HAVE YOU HEARD about the Virginia politician who said a reference to God should be injected into the Declaration of Independence? Or about the activist from Massachusetts who urged making the Fourth of July a quasi-religious holiday?
Don't get too worked up about these proposals: They were made 219 years ago. Today they would be angrily denounced by the Anti-Defamation League, the New York Times editorial page, and the Democratic Congressional Campaign Committee, which describe politically active Christians as -- to quote a few recent slanders -- "radical," "intolerant," "extremist," "conspiratorial," "theocratic," and "backward Bible-thumpers." But in 1776, at the hour American sovereignty was being forged, these ideas were anything but controversial.
The politician who wanted to stick God into the Declaration of Independence was its author, Thomas Jefferson. Indeed, the document adopted unanimously by the Continental Congress on July 4, 1776 refers to God not once but four times. Its opening sentence invokes "the Laws of Nature and of Nature's God." Its final paragraph begins by "appealing to the Supreme Judge of the World for the Rectitude of our Intentions." It closes "with a firm Reliance on the Protection of divine Providence." And in the most quoted passage in our history, the Declaration of Independence puts God at the very heart of the American Idea:
"We hold these Truths to be self-evident: that all Men are created equal, that they are endowed by their Creator with certain unalienable Rights, that among these are Life, Liberty, and the Pursuit of Happiness."
It was Jefferson's great colleague and rival, John Adams of Massachusetts, who thought the Fourth of July should be an occasion of joy and worship. "It will be celebrated by succeeding generations," he wrote to his wife Abigail from Philadelphia, "as the great anniversary festival. It ought to be commemorated as the day of deliverance, by solemn acts of devotion to God Almighty. It ought to be solemnized with pomp and parade, with shows, games, sports, guns, bells, bonfires, and illuminations."
In linking religion to American liberty, Adams and Jefferson were not simply bowing to the political correctness of their time, or verbalizing empty sentiment that no one was expected to take seriously. They were articulating a core principle of American nationhood: Religious faith -- and the civic virtues it gives rise to -- is as indispensable to a democratic republic as freedom of speech or the right to own property. Religion can survive in the absence of freedom. But freedom without religion is dangerous and unstable.
Over and over, the Founders said so. "Of all the dispositions and habits which lead to political prosperity," George Washington reminded the country in his farewell address, "religion and morality are indispensable supports."
Even Benjamin Franklin -- shrewd, inquisitive, worldly, witty, Ben Franklin -- argued that American independence had to be grounded in religious faith. "I have lived, sir, a long time," he said to the Philadelphia Convention of 1787, addressing the chair. "And the longer I live, the more convincing proofs I see of this truth: that God governs in the affairs of men. . . . We have been assured, sir, in the sacred writing, that except the Lord build the house, they labor in vain that builds it.

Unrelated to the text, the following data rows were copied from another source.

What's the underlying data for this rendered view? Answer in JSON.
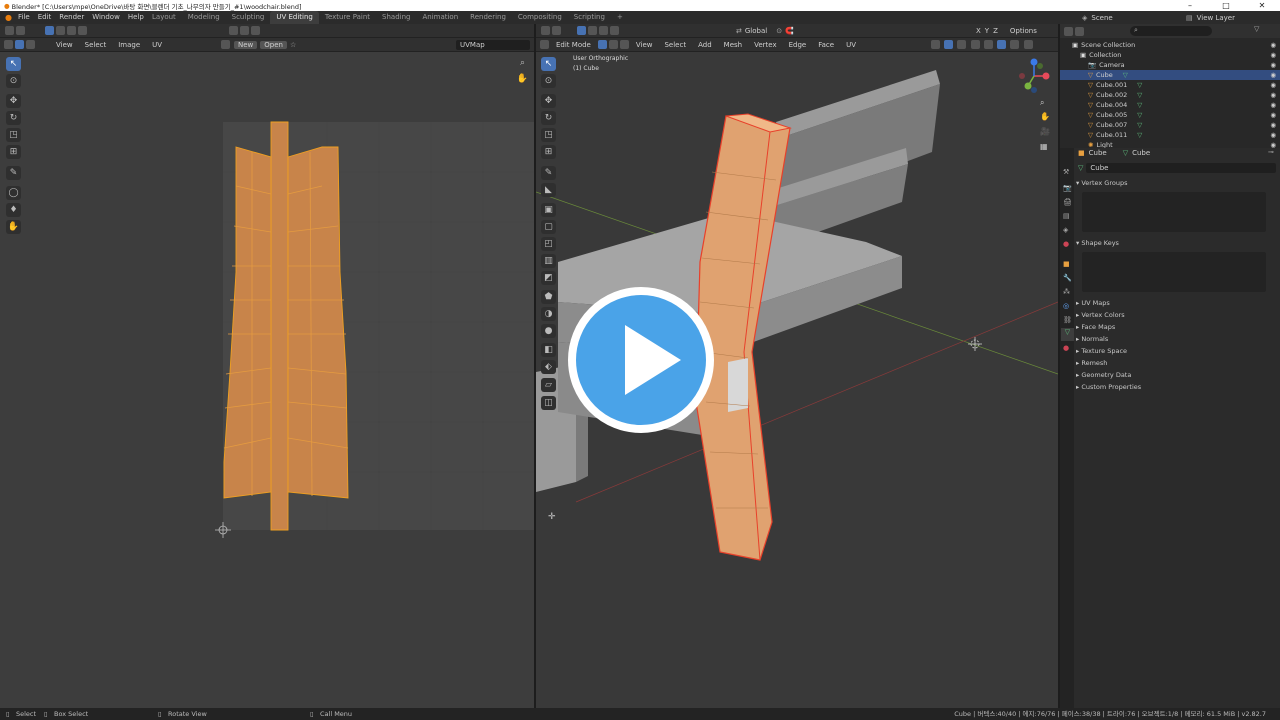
{
  "window": {
    "title": "Blender* [C:\\Users\\mpe\\OneDrive\\바탕 화면\\블렌더 기초_나무의자 만들기_#1\\woodchair.blend]",
    "controls": [
      "–",
      "□",
      "✕"
    ]
  },
  "topbar": {
    "menu": [
      "File",
      "Edit",
      "Render",
      "Window",
      "Help"
    ],
    "workspaces": [
      "Layout",
      "Modeling",
      "Sculpting",
      "UV Editing",
      "Texture Paint",
      "Shading",
      "Animation",
      "Rendering",
      "Compositing",
      "Scripting"
    ],
    "active_workspace": "UV Editing",
    "add_tab": "+",
    "scene_label": "Scene",
    "view_layer_label": "View Layer"
  },
  "uv_editor": {
    "menus": [
      "View",
      "Select",
      "Image",
      "UV"
    ],
    "new_label": "New",
    "open_label": "Open",
    "uvmap_value": "UVMap"
  },
  "viewport": {
    "mode_label": "Edit Mode",
    "menus": [
      "View",
      "Select",
      "Add",
      "Mesh",
      "Vertex",
      "Edge",
      "Face",
      "UV"
    ],
    "orientation": "Global",
    "axes": [
      "X",
      "Y",
      "Z"
    ],
    "options_label": "Options",
    "overlay_title": "User Orthographic",
    "overlay_subtitle": "(1) Cube",
    "gizmo_axes": [
      "X",
      "Y",
      "Z"
    ]
  },
  "outliner": {
    "search_placeholder": "",
    "items": [
      {
        "label": "Scene Collection",
        "indent": 0,
        "icon": "collection-icon"
      },
      {
        "label": "Collection",
        "indent": 1,
        "icon": "collection-icon"
      },
      {
        "label": "Camera",
        "indent": 2,
        "icon": "camera-icon"
      },
      {
        "label": "Cube",
        "indent": 2,
        "icon": "mesh-icon",
        "selected": true
      },
      {
        "label": "Cube.001",
        "indent": 2,
        "icon": "mesh-icon"
      },
      {
        "label": "Cube.002",
        "indent": 2,
        "icon": "mesh-icon"
      },
      {
        "label": "Cube.004",
        "indent": 2,
        "icon": "mesh-icon"
      },
      {
        "label": "Cube.005",
        "indent": 2,
        "icon": "mesh-icon"
      },
      {
        "label": "Cube.007",
        "indent": 2,
        "icon": "mesh-icon"
      },
      {
        "label": "Cube.011",
        "indent": 2,
        "icon": "mesh-icon"
      },
      {
        "label": "Light",
        "indent": 2,
        "icon": "light-icon"
      }
    ]
  },
  "properties": {
    "breadcrumb_object": "Cube",
    "breadcrumb_data": "Cube",
    "data_name": "Cube",
    "sections": [
      "Vertex Groups",
      "Shape Keys",
      "UV Maps",
      "Vertex Colors",
      "Face Maps",
      "Normals",
      "Texture Space",
      "Remesh",
      "Geometry Data",
      "Custom Properties"
    ]
  },
  "statusbar": {
    "left": [
      "Select",
      "Box Select",
      "Rotate View",
      "Call Menu"
    ],
    "right": "Cube | 버텍스:40/40 | 에지:76/76 | 페이스:38/38 | 트라이:76 | 오브젝트:1/8 | 메모리: 61.5 MiB | v2.82.7"
  },
  "colors": {
    "accent": "#4772b3",
    "uv_face": "#c8844a",
    "uv_edge": "#f0a020",
    "mesh_face": "#e0a270",
    "edit_edge": "#e8402a",
    "play_blue": "#4aa3e8"
  }
}
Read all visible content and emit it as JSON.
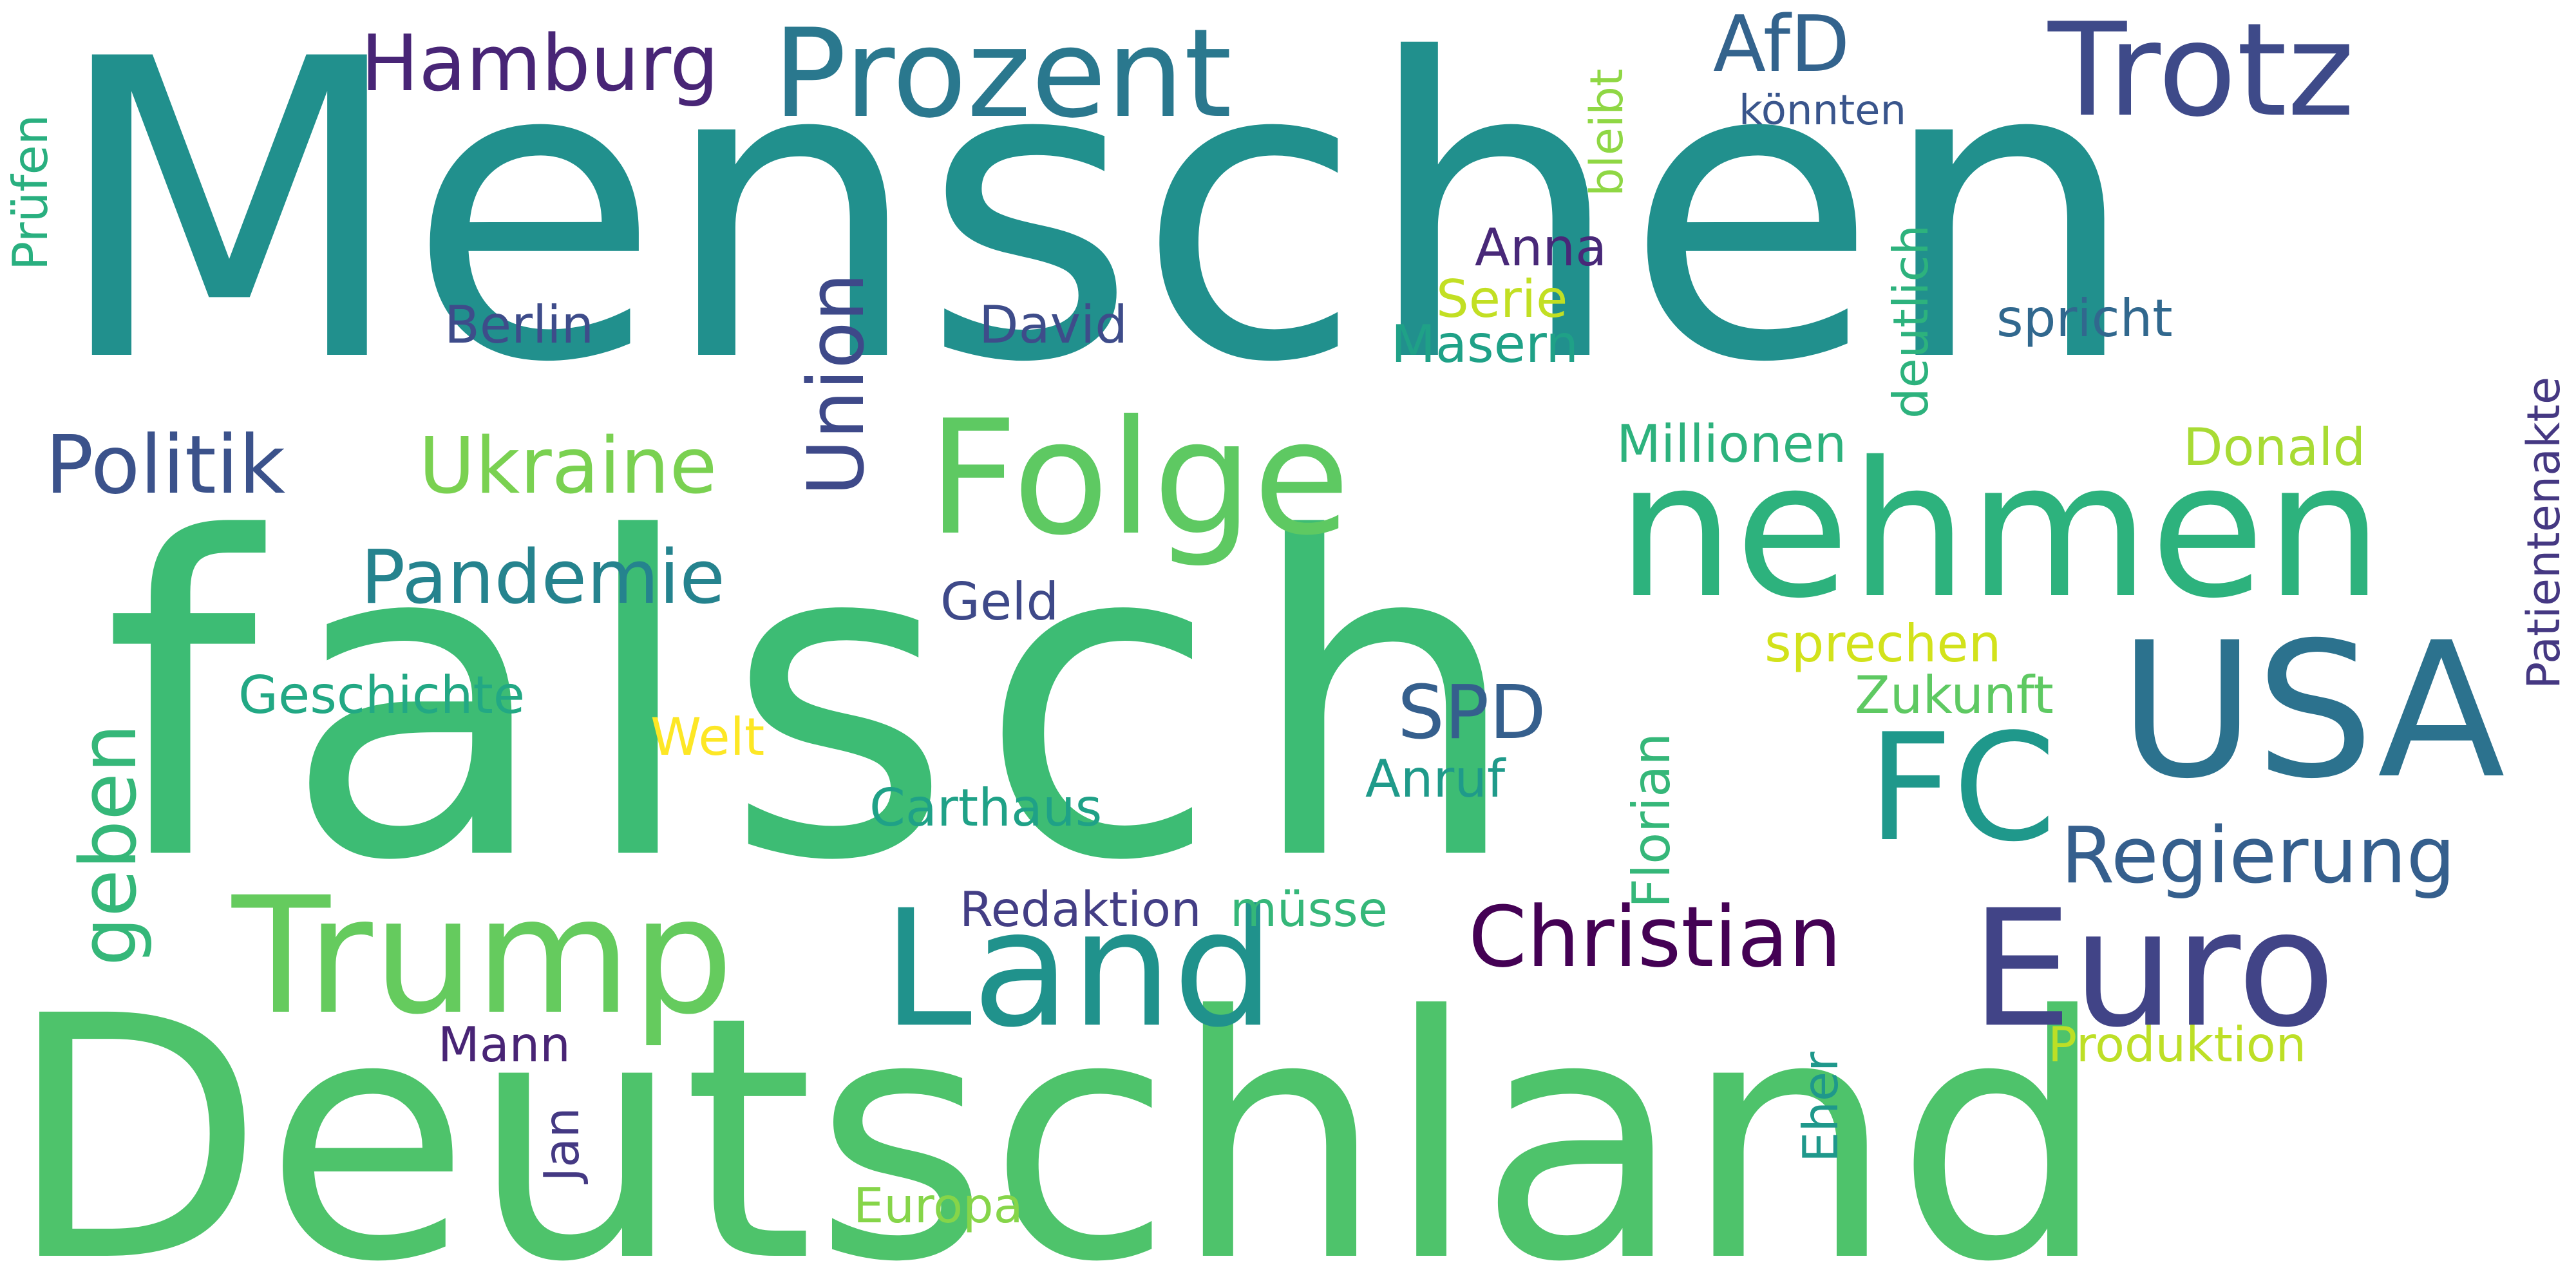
{
  "words": {
    "menschen": "Menschen",
    "falsch": "falsch",
    "deutschland": "Deutschland",
    "prozent": "Prozent",
    "trotz": "Trotz",
    "hamburg": "Hamburg",
    "afd": "AfD",
    "koennten": "könnten",
    "pruefen": "Prüfen",
    "bleibt": "bleibt",
    "anna": "Anna",
    "serie": "Serie",
    "masern": "Masern",
    "berlin": "Berlin",
    "david": "David",
    "deutlich": "deutlich",
    "spricht": "spricht",
    "patientenakte": "Patientenakte",
    "union": "Union",
    "folge": "Folge",
    "politik": "Politik",
    "ukraine": "Ukraine",
    "millionen": "Millionen",
    "donald": "Donald",
    "nehmen": "nehmen",
    "pandemie": "Pandemie",
    "geld": "Geld",
    "sprechen": "sprechen",
    "zukunft": "Zukunft",
    "geschichte": "Geschichte",
    "welt": "Welt",
    "spd": "SPD",
    "usa": "USA",
    "fc": "FC",
    "florian": "Florian",
    "anruf": "Anruf",
    "carthaus": "Carthaus",
    "regierung": "Regierung",
    "geben": "geben",
    "trump": "Trump",
    "redaktion": "Redaktion",
    "muesse": "müsse",
    "land": "Land",
    "christian": "Christian",
    "euro": "Euro",
    "mann": "Mann",
    "produktion": "Produktion",
    "jan": "Jan",
    "eher": "Eher",
    "europa": "Europa"
  },
  "colors": {
    "background": "#ffffff",
    "palette": "viridis"
  }
}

I firmly believe this. And I also believe that without His concurring aid, we shall succeed in this political building no better than the builders of Babel."
Liberty with faith, a secular state nourished by a religious society -- that was the formula the Founders devised. They sought to combine the Enlightenment's emphasis on reason, learning and pluralism with the Judeo-Christian ethic of responsibility, justice and morality. What resulted was a nation that is, on the whole, more diverse, more free, more tolerant, more successful, and more religious than any before or since.
It would not have surprised Jefferson and Adams to learn that 220 years after the Declaration of Independence was signed, 95 percent of all Americans profess a belief in God and 80 percent say prayer is important in their lives. The Pledge of Allegiance to "one nation under God" or the American motto -- "In God we trust" -- would have struck them as wholly consistent with the political vision they risked everything to bring about.
What would have astonished them is the hostility to religion that pervades modern liberalism and the domains where it holds sway -- the media, the public schools, the arts, and the elite colleges. That the Ten Commandments may not be posted in a public classroom, that political activists who promote prayer are reviled as zealots, that religious leaders may not deliver invocations at high school commencements -- that would have shocked the Founders. And alarmed them.
On Independence Day, it is worth reminding ourselves of a truth the men and women of 1776 held to be self-evident: American liberty and democracy do more than tolerate religion. They depend upon it.
(Jeff Jacoby is a columnist for the Boston Globe. A version of this column appeared in 1995.)